Slaughterhouse Rulez makes you feel so disappointed after going into a film not expecting much and hoping to be pleasantly surprised. It’s a feeling you’d get from say, the St Trinian’s movies. Which aren’t very good, but they are watchable and fun enough to keep you away from the feeling that you’ve wasted your time.
Slaughterhouse Rulez tries to marry St Trinian’s with Shaun of the Dead, which feels like the germ of a potentially fun romp, but in reality misses so many marks you just want either of those influences on the screen instead. Which isn’t hard when one of those intended apes is a five-star classic.
What you get here, however, is a film that tries to capture the ridiculousness of British comedy and context with the energy of better and more ingenious filmmakers. Tries is the keyword throughout all of this film. It tries to be funny, it tries to be scary, it tries to foreshadow, it tries to have fun splatter, it tries to have meaningful characters and engaging villains.
The film tries to pack so much into it it never quite hits the mark. In its 103 minute run-time, Slaughterhouse Rulez tries to juggle multiple plot-lines that are never quite fleshed out enough, which in turn mean we never quite care enough. There are many a reference to the world building and history of what’s come before the film going in, but it doesn’t give us enough to really connect or think or feel.

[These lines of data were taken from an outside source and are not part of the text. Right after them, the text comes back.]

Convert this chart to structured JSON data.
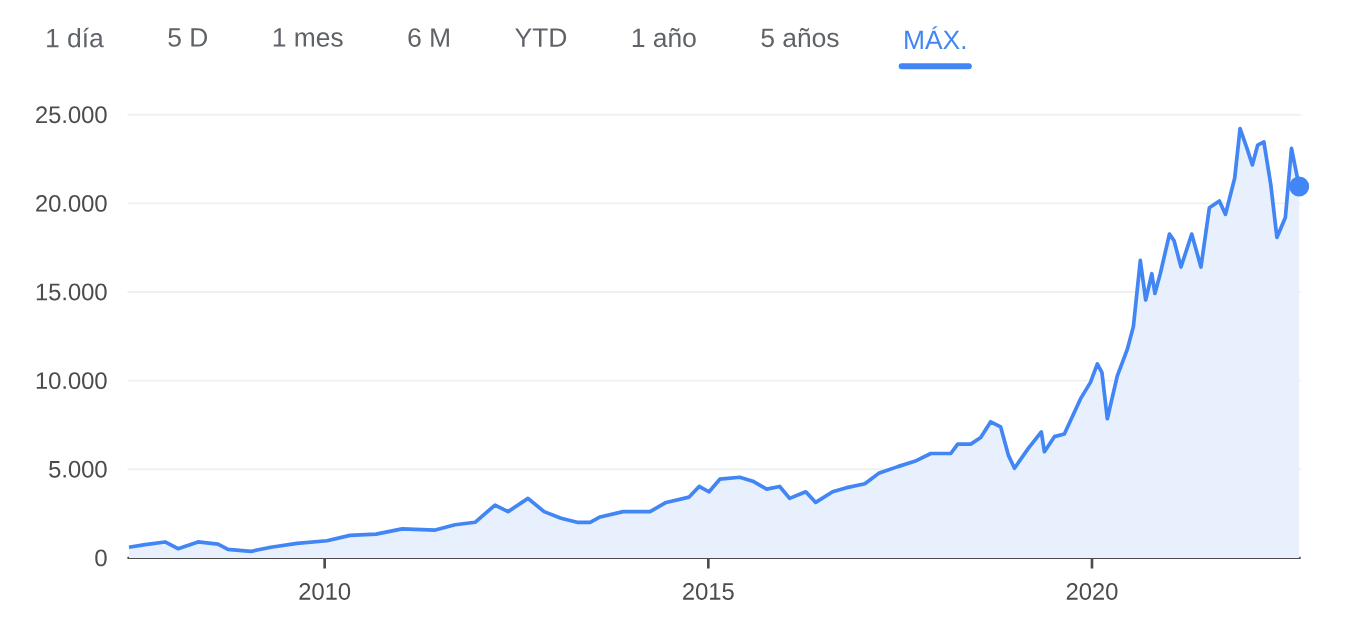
{
  "chart_data": {
    "type": "area",
    "color": "#4285f4",
    "x": [
      2007.45,
      2007.66,
      2007.92,
      2008.09,
      2008.35,
      2008.61,
      2008.74,
      2009.04,
      2009.3,
      2009.64,
      2010.03,
      2010.33,
      2010.67,
      2011.01,
      2011.44,
      2011.7,
      2011.96,
      2012.22,
      2012.39,
      2012.65,
      2012.86,
      2013.08,
      2013.29,
      2013.46,
      2013.59,
      2013.89,
      2014.24,
      2014.45,
      2014.75,
      2014.88,
      2015.01,
      2015.15,
      2015.41,
      2015.58,
      2015.76,
      2015.93,
      2016.06,
      2016.27,
      2016.4,
      2016.62,
      2016.79,
      2017.04,
      2017.22,
      2017.47,
      2017.69,
      2017.9,
      2018.16,
      2018.25,
      2018.42,
      2018.55,
      2018.68,
      2018.81,
      2018.91,
      2018.99,
      2019.17,
      2019.34,
      2019.38,
      2019.51,
      2019.64,
      2019.85,
      2019.98,
      2020.07,
      2020.13,
      2020.2,
      2020.33,
      2020.46,
      2020.54,
      2020.63,
      2020.7,
      2020.78,
      2020.82,
      2020.89,
      2021.01,
      2021.07,
      2021.16,
      2021.3,
      2021.42,
      2021.53,
      2021.66,
      2021.74,
      2021.86,
      2021.93,
      2022.02,
      2022.09,
      2022.16,
      2022.24,
      2022.33,
      2022.41,
      2022.52,
      2022.6,
      2022.7
    ],
    "values": [
      600,
      750,
      900,
      520,
      900,
      780,
      480,
      370,
      600,
      820,
      970,
      1270,
      1340,
      1640,
      1570,
      1870,
      2010,
      2980,
      2610,
      3360,
      2610,
      2240,
      2010,
      2010,
      2310,
      2610,
      2610,
      3130,
      3430,
      4030,
      3730,
      4440,
      4550,
      4330,
      3880,
      4030,
      3360,
      3730,
      3130,
      3730,
      3950,
      4180,
      4770,
      5150,
      5450,
      5890,
      5890,
      6420,
      6420,
      6790,
      7680,
      7390,
      5800,
      5060,
      6180,
      7110,
      5990,
      6840,
      6990,
      8970,
      9900,
      10940,
      10450,
      7850,
      10270,
      11760,
      13060,
      16780,
      14550,
      16030,
      14920,
      16030,
      18270,
      17890,
      16410,
      18270,
      16410,
      19750,
      20130,
      19380,
      21430,
      24220,
      23100,
      22170,
      23290,
      23470,
      21060,
      18080,
      19200,
      23100,
      20950
    ],
    "series": [
      {
        "type": "scatter",
        "color": "#4285f4",
        "x": [
          2022.7
        ],
        "values": [
          20950
        ],
        "marker": "circle"
      }
    ],
    "xlim": [
      2007.43,
      2022.72
    ],
    "ylim": [
      0,
      25000
    ],
    "xticks": [
      2010,
      2015,
      2020
    ],
    "yticks": [
      0,
      {
        "value": 5000,
        "label": "5.000"
      },
      {
        "value": 10000,
        "label": "10.000"
      },
      {
        "value": 15000,
        "label": "15.000"
      },
      {
        "value": 20000,
        "label": "20.000"
      },
      {
        "value": 25000,
        "label": "25.000"
      }
    ],
    "grid": "y",
    "annotations": [
      "1 día",
      "5 D",
      "1 mes",
      "6 M",
      "YTD",
      "1 año",
      "5 años",
      "MÁX."
    ]
  }
}
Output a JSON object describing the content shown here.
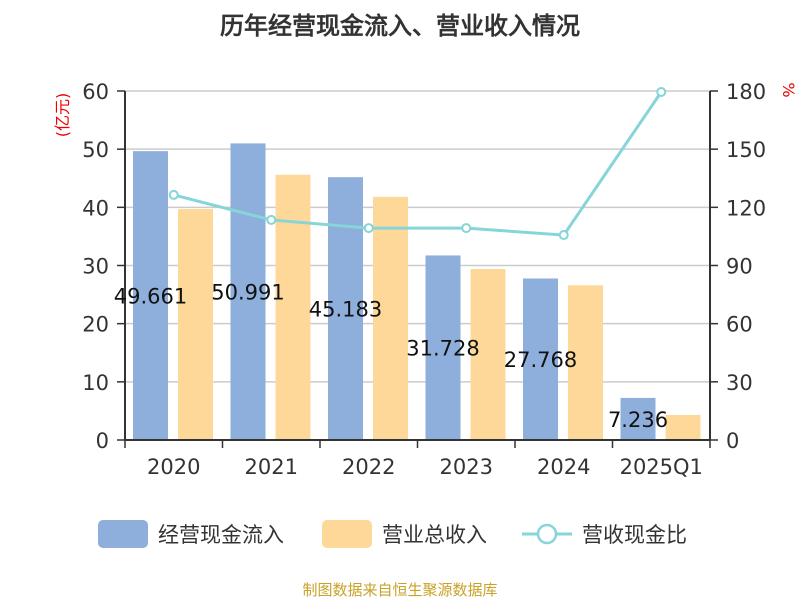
{
  "chart_data": {
    "type": "bar",
    "title": "历年经营现金流入、营业收入情况",
    "categories": [
      "2020",
      "2021",
      "2022",
      "2023",
      "2024",
      "2025Q1"
    ],
    "y_left": {
      "label": "(亿元)",
      "range": [
        0,
        60
      ],
      "ticks": [
        0,
        10,
        20,
        30,
        40,
        50,
        60
      ]
    },
    "y_right": {
      "label": "%",
      "range": [
        0,
        180
      ],
      "ticks": [
        0,
        30,
        60,
        90,
        120,
        150,
        180
      ]
    },
    "grid": true,
    "legend_position": "bottom",
    "series": [
      {
        "name": "经营现金流入",
        "type": "bar",
        "axis": "left",
        "color": "#8eaedb",
        "values": [
          49.661,
          50.991,
          45.183,
          31.728,
          27.768,
          7.236
        ],
        "labels": [
          "49.661",
          "50.991",
          "45.183",
          "31.728",
          "27.768",
          "7.236"
        ]
      },
      {
        "name": "营业总收入",
        "type": "bar",
        "axis": "left",
        "color": "#fdd899",
        "values": [
          39.7,
          45.6,
          41.8,
          29.4,
          26.6,
          4.3
        ]
      },
      {
        "name": "营收现金比",
        "type": "line",
        "axis": "right",
        "color": "#86d5d9",
        "values": [
          126.4,
          113.5,
          109.3,
          109.3,
          105.7,
          179.5
        ]
      }
    ],
    "source": "制图数据来自恒生聚源数据库"
  }
}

It all just feels hollow and half-baked. Between the few good throwaway jokes and visual gags and embracing some practical horror effects (amongst boring ugly monster design), not to mention a supporting cast that sometimes shines (Simon Pegg and Nick Frost in the same film rock, but Michael Sheen once again is the scene-stealer), Slaughterhouse Rulez is otherwise another cheap attempt at British film-making unfortunately cast in the shadow of its great predecessors. It was never going to be a Shaun of the Dead, but it’s so tragic that it’s not even a St Trinian’s.